When you do pads and rotors, please clean and grease the caliper guide pins. If the calipers can’t “float” and follow any lateral runout, the pads will wear down the local high spots during off-brake operation, which creates variation in disc thickness which manifests itself as brake torque variation aka pulsation that will cause Hella steering shake when braking.
AngryCorvair said:
When you do pads and rotors, please clean and grease the caliper guide pins. If the calipers can’t “float” and follow any lateral runout, the pads will wear down the local high spots during off-brake operation, which creates variation in disc thickness which manifests itself as brake torque variation aka pulsation that will cause Hella steering shake when braking.
I've done a few of these GM floating caliper deals. We have a setup of them on the rear of the Plymford. I _always_ _always__always_ grease the pins. And put a very light skim coat on the back of the pads.
Update- last night around a quarter to 9, I took the 'Burb out for a bedding session. 8 runs were made, all starting at between 50 and 55 mph, braking hard down to just a rolling speed, then accelerating back to 50-55 and braking again.
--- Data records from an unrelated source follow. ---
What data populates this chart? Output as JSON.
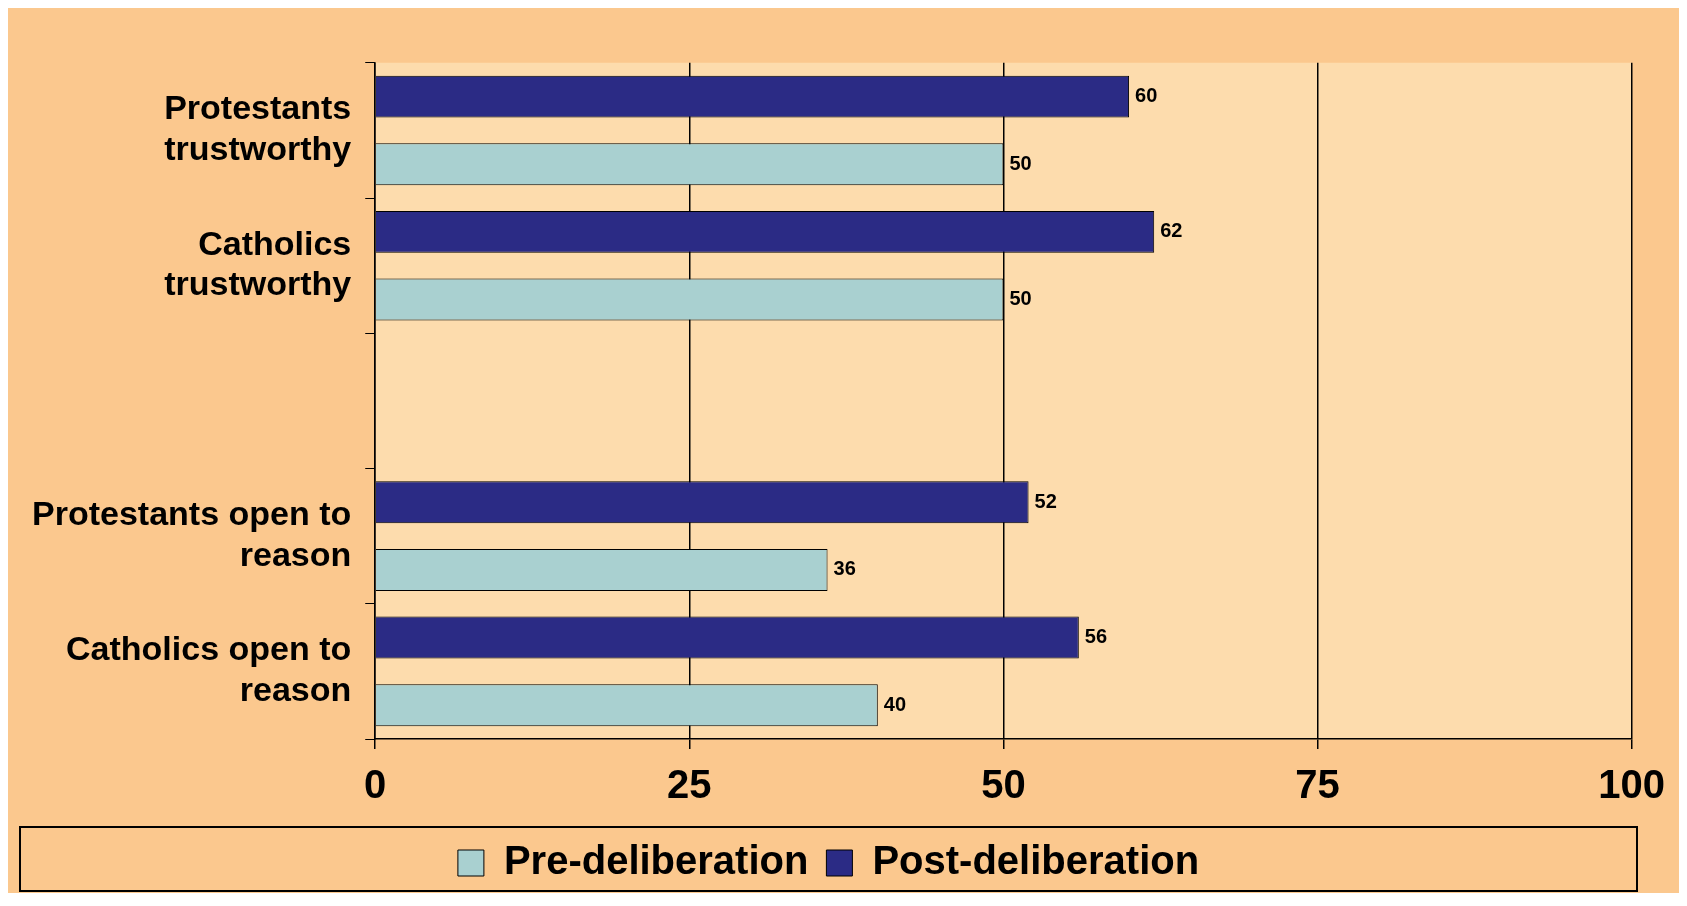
{
  "chart_data": {
    "type": "bar",
    "orientation": "horizontal",
    "categories": [
      "Protestants trustworthy",
      "Catholics trustworthy",
      null,
      "Protestants open to reason",
      "Catholics open to reason"
    ],
    "series": [
      {
        "name": "Pre-deliberation",
        "color": "#a9d0d0",
        "values": [
          50,
          50,
          null,
          36,
          40
        ]
      },
      {
        "name": "Post-deliberation",
        "color": "#2b2b85",
        "values": [
          60,
          62,
          null,
          52,
          56
        ]
      }
    ],
    "xlim": [
      0,
      100
    ],
    "xticks": [
      0,
      25,
      50,
      75,
      100
    ],
    "grid": "x",
    "legend": "bottom",
    "data_labels": true
  }
}
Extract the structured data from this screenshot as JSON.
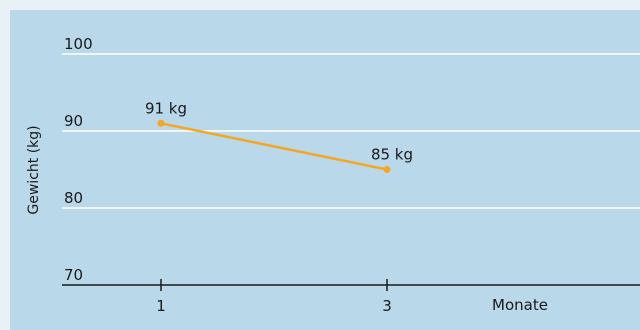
{
  "chart_data": {
    "type": "line",
    "ylabel": "Gewicht (kg)",
    "xlabel": "Monate",
    "yticks": [
      70,
      80,
      90,
      100
    ],
    "xticks": [
      1,
      3
    ],
    "ylim": [
      70,
      100
    ],
    "grid": true,
    "series": [
      {
        "x": [
          1,
          3
        ],
        "values": [
          91,
          85
        ],
        "labels": [
          "91 kg",
          "85 kg"
        ]
      }
    ]
  },
  "colors": {
    "plot_bg": "#b9d8ea",
    "frame_bg": "#e9f1f7",
    "grid": "#ffffff",
    "line": "#f5a623",
    "axis": "#1a1a1a"
  }
}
After the last braking run, still without fully stopping, I cruised around slowly for about 15 minutes WITHOUT touching the brakes at all (back country roads at night) before pulling into the driveway. I used the parking brake to fully stop, and then let the truck sit for an hour.
About 10PM I went out for a test drive, and the situation was significantly improved. There were still some detectable pulsations, but at medium and light braking (I didn't do any hard stops this time) it was noticeably less than it had been.
I think what I will do now is get some good pads, swap them out, make another bedding session, and hopefully the situation will be pretty well resolved.
Thanks again for all the input, fellows! Happy Friday.
Getting a different type of pad and trying to bed it to the same rotor can make this situation worse... just fyi.
wvumtnbkr said:
Getting a different type of pad and trying to bed it to the same rotor can make this situation worse... just fyi.
On typical passenger car I would agree with you. But on a 2500-series Suburban, front pads should be semi-met and will probably clean up OK. Semi-Mets don’t rely on transfer layer as much as organics and ceramics do.
In reply to AngryCorvair :
Thanks for the info!
In reply to AngryCorvair :
Most of the options for the 'Burb are semi-mets, which is what I'd planned on going with. I installed a set of Raybestos semi-mets on Mrs. VCH's old Suburban ('91) on the original rotors, and they've worked well.